Soudain, à midi, ce sont nos clairons qui sonnent la générale. Les habitants ne s’en inquiètent pas; s’ils logeaient l’artillerie, peut-être un canon, pensent-ils, tirerait à midi juste. Mais les compagnies s’équipent, s’alignent, ils voient les convois qui se forment. Nous partons. Ceux des Ansauvillerois qui comprennent le plus vite veulent lier leur sort au sort du régiment, se hissent sur les voitures de compagnie, avec un ballot de linge et des provisions qu’ils distribuent, pour les gagner, aux conducteurs, mais le colonel fait vider chaque siège et le conducteur veut rendre piteusement un par un, car le paquet s’est brisé dans la poche, les biscuits qu’il a reçus. Les fuyards, pour dégager la route, ont pris notre place dans les remises, dans les cours et apprennent de nous comment on part.

Nous allons vers le Nord. Dix kilomètres de discussion avec le lieutenant Bertet, qui n’est pas content de ce départ vers Lille, et en effet nous ne faisons pas la même guerre; lui ne voudrait voir que les pays qu’il connaît, et moi ceux que je ne connais pas. A droite, de grands noyers et les civils, qui attendent pour repartir que la division soit passée.
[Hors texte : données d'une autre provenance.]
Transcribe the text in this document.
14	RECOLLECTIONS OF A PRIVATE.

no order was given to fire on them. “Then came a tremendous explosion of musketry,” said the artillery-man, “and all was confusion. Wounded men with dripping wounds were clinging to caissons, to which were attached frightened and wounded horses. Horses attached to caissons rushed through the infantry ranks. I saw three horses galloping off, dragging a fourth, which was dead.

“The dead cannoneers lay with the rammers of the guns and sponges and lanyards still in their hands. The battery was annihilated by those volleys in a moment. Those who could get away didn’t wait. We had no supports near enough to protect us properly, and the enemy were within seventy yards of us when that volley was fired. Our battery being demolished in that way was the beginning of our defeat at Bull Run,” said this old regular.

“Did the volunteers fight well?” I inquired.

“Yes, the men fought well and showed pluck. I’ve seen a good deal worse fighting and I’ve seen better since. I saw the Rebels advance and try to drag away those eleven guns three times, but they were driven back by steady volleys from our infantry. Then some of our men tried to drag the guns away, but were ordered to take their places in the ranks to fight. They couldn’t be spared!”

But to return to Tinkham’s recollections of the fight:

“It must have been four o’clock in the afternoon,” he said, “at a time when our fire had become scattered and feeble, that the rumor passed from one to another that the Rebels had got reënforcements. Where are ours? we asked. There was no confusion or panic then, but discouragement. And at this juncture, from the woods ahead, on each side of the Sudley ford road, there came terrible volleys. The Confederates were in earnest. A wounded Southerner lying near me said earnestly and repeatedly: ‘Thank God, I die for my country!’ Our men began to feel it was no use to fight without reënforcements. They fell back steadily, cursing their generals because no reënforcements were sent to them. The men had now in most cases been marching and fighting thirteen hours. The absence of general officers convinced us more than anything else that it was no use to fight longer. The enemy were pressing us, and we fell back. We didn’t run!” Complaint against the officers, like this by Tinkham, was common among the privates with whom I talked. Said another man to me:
A gauche, de petits peupliers et les enfants des fuyards, qui traversent au galop entre les sections et attendent leurs parents de l’autre côté de la route. Soudain, tumulte.

D’une hauteur, au coin d’un parc, des chasseurs cyclistes agitent leurs képis. Ils s’élancent à bicyclette et se précipitent vers nous en appuyant sur les pédales, la roue libre ne suffisant pas.
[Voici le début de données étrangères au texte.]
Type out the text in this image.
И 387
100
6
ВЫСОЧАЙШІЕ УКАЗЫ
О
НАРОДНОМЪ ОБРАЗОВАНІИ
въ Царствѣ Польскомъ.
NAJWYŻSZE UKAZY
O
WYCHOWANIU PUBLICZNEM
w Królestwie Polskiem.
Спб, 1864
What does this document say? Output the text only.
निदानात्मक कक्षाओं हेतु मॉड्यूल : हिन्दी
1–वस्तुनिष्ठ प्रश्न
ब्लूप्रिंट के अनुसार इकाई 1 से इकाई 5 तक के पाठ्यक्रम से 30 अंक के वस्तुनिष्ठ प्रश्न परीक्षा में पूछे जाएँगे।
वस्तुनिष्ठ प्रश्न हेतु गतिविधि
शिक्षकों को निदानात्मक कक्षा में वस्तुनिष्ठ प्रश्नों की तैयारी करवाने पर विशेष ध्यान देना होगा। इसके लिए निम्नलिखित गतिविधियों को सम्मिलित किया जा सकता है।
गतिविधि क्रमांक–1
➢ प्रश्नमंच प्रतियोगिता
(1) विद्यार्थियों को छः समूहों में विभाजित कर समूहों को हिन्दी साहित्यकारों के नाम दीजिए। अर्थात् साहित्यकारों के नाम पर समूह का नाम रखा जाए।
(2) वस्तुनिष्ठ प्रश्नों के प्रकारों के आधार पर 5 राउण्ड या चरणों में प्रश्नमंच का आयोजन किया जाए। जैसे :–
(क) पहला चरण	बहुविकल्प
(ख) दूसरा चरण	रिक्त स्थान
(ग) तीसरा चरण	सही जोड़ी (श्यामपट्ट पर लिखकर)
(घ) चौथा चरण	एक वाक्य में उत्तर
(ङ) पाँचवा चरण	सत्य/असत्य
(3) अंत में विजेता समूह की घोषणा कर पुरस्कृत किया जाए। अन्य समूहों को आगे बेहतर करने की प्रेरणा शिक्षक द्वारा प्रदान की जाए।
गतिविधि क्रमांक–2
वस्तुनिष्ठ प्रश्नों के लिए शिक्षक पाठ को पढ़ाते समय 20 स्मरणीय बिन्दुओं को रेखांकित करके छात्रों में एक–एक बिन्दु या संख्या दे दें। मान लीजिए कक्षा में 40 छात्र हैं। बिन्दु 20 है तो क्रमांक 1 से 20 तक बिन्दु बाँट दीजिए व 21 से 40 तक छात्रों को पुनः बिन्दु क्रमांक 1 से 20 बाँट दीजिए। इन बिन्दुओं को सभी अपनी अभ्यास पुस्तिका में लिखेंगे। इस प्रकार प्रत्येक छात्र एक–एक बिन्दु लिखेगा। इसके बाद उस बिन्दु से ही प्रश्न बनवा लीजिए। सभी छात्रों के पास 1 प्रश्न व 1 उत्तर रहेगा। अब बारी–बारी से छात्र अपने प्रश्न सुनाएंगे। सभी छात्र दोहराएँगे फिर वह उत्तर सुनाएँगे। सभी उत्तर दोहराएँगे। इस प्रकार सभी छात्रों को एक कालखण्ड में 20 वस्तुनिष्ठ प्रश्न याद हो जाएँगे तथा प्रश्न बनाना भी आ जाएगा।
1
—Bravo, crient-ils! bravo!

Qu’avons-nous fait encore? Ils déchiffrent le numéro du régiment, l’acclament.

—Êtes-vous beaucoup?

Nous sommes une division, et leur joie augmente de savoir avec nous des Marocains, comme la joie d’enfants à la gare qui voient l’oncle explorateur débarquer avec un nègre. Depuis quinze jours, ils n’ont pas su ce que c’était qu’un fantassin. On leur en promet chaque soir, mais le matin ce sont toujours des cavaliers qui arrivent, plus fatigués encore qu’eux-mêmes, venant du Nord plus qu’eux-mêmes, et faisant effort pour les considérer, eux les cyclistes, comme les fantassins désirés. Maintenant, enfin, ils ont le contact avec d’autres que les Allemands. Ils descendent de machine, ils prennent pied dans la guerre! Si nous voulons des bicyclettes, ils en ont quarante en surnombre qu’on leur fait conduire haut le pied.
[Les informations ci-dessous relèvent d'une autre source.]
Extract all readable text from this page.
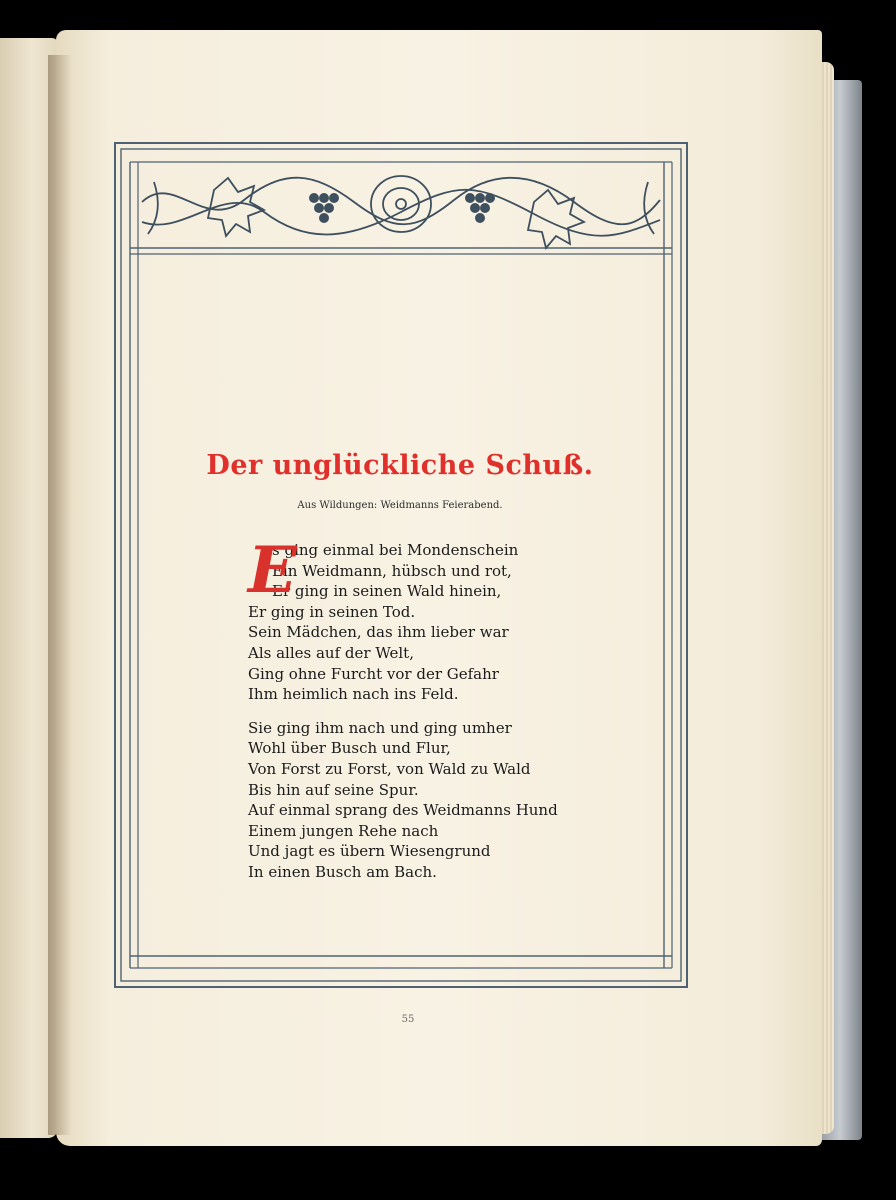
Der unglückliche Schuß.

Aus Wildungen: Weidmanns Feierabend.

E
s ging einmal bei Mondenschein
Ein Weidmann, hübsch und rot,
Er ging in seinen Wald hinein,
Er ging in seinen Tod.
Sein Mädchen, das ihm lieber war
Als alles auf der Welt,
Ging ohne Furcht vor der Gefahr
Ihm heimlich nach ins Feld.
Sie ging ihm nach und ging umher
Wohl über Busch und Flur,
Von Forst zu Forst, von Wald zu Wald
Bis hin auf seine Spur.
Auf einmal sprang des Weidmanns Hund
Einem jungen Rehe nach
Und jagt es übern Wiesengrund
In einen Busch am Bach.

55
Mais la route se garnit maintenant de cuirassiers, de dragons isolés qui nous serrent la main, et, le mur du parc une fois atteint, à perte de vue tout le long de la vallée, leur immense serpent ondulant de curiosité et de satisfaction, avec des points fixes, pourtant, qui sont les alentours des colonels, les trois divisions entières, pliant entre cet ennemi invisible et nous comme le bâton qui maintient ouverte la gueule de la guerre.